I was thinking about implementing a subgraph operator that contains a subgraph, input and output tensors that can be digested by TRT, and we can do graph partitioning to replace TRT compatible operators with this kind of subgraph operator in the whole graph before compiling and running the whole graph. Taking the following picture as an example, let’s say operator B and C are TRT compatible (left), we group them into a subgraph and use a subgraph op node to replace them in the whole graph (right).
While we did the similar thing for MXNet in this PR, it’s not obvious to me on how to achieve the same effect in TVM. One of the major difficulties that blocks me is when I want to register a subgraph operator with the attribute FTVMCompute, the input/output tensors are just symbols for defining the operator expression, while the TRT engine needs concrete NDArray data as in MXNet’s FCompute attribute.
It seems that I am thinking in the wrong direction of designing the integration pass. Can someone help me sort out a feasible way for the integration? Thanks.
@tqchen@yzhliu
I agree with @yzhliu’s general take, but maybe we still need to wrap the TensorRT a bit in PackedFunc and use extern. We are on the process on adding next generation IR in this release cycle and we can discuss how to integrate that with the new IR
Thank @tqchen and @yzhliu, I will move toward the direction as @yzhliu pointed out. Due to the legacy reason in our use cases, we may have to play with the NNVM IR for quite a while before moving the next gen IR. But I would definitely like to be involved in the discussion on how to support this kind of integration with the new IR.
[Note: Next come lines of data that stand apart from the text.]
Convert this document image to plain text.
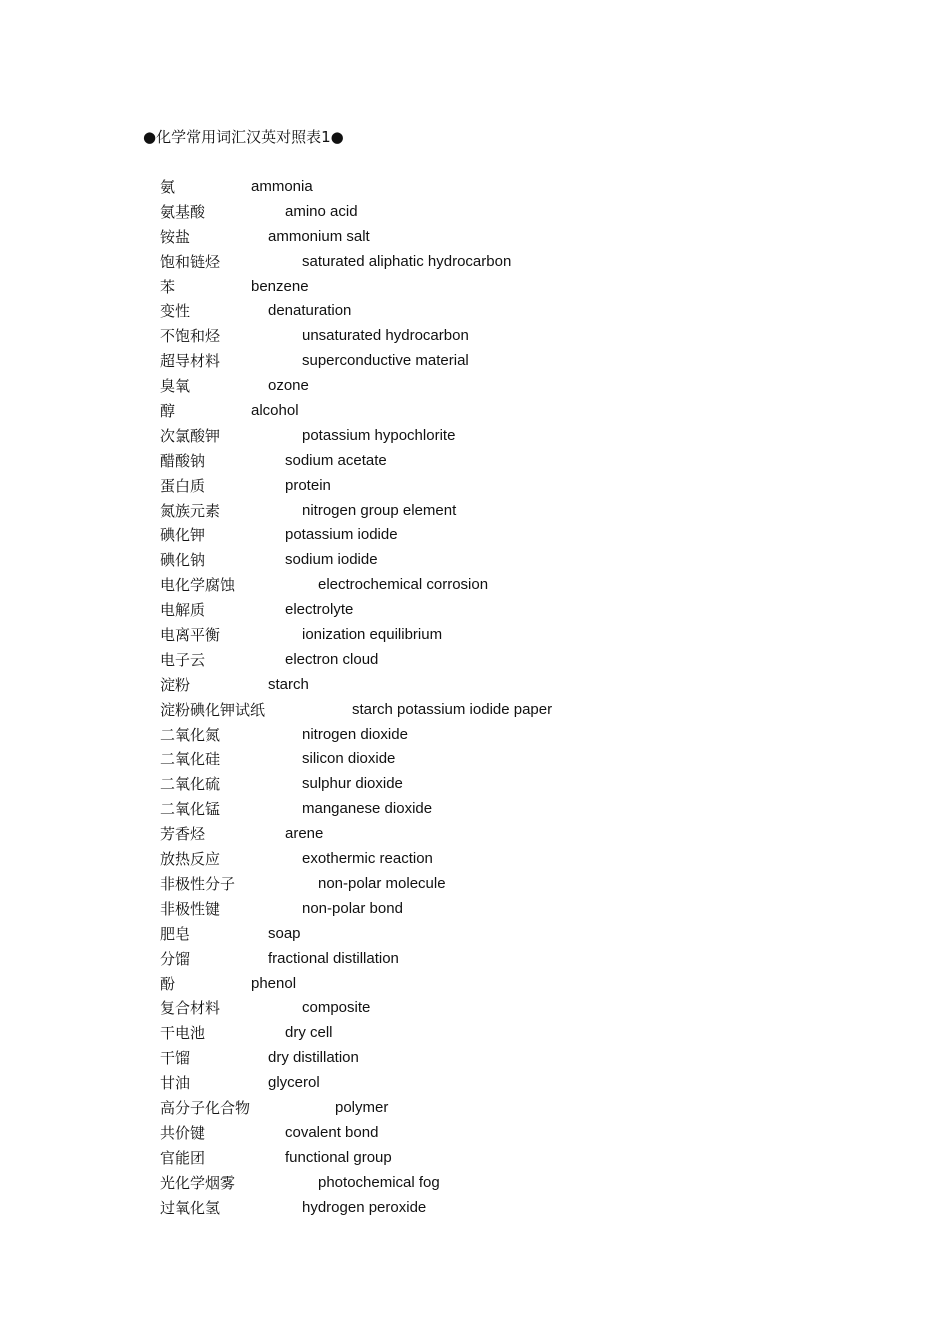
●化学常用词汇汉英对照表1●
氨	ammonia
氨基酸	amino acid
铵盐	ammonium salt
饱和链烃	saturated aliphatic hydrocarbon
苯	benzene
变性	denaturation
不饱和烃	unsaturated hydrocarbon
超导材料	superconductive material
臭氧	ozone
醇	alcohol
次氯酸钾	potassium hypochlorite
醋酸钠	sodium acetate
蛋白质	protein
氮族元素	nitrogen group element
碘化钾	potassium iodide
碘化钠	sodium iodide
电化学腐蚀	electrochemical corrosion
电解质	electrolyte
电离平衡	ionization equilibrium
电子云	electron cloud
淀粉	starch
淀粉碘化钾试纸	starch potassium iodide paper
二氧化氮	nitrogen dioxide
二氧化硅	silicon dioxide
二氧化硫	sulphur dioxide
二氧化锰	manganese dioxide
芳香烃	arene
放热反应	exothermic reaction
非极性分子	non-polar molecule
非极性键	non-polar bond
肥皂	soap
分馏	fractional distillation
酚	phenol
复合材料	composite
干电池	dry cell
干馏	dry distillation
甘油	glycerol
高分子化合物	polymer
共价键	covalent bond
官能团	functional group
光化学烟雾	photochemical fog
过氧化氢	hydrogen peroxide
@tqchen@yzhliu My integration now is able to bypass TensorRT subgraph operators in the compile stage and run subgraphs using the TensorRT engine in the TVM runtime, there is a catch in the situation when all the operators are TRT compatible though. In such a case, there is no generated code for any operators and therefore it leaves the Module instance at default constructed state. When users call export_library() upon the lib returned from nnvm.compiler.build, it would crash as the node_ in tvm::runtime::Module is nullptr. It can be simply reproduced using the following script where the whole graph has just a variable node. Should TVM support such empty Modules in export/import? Thanks.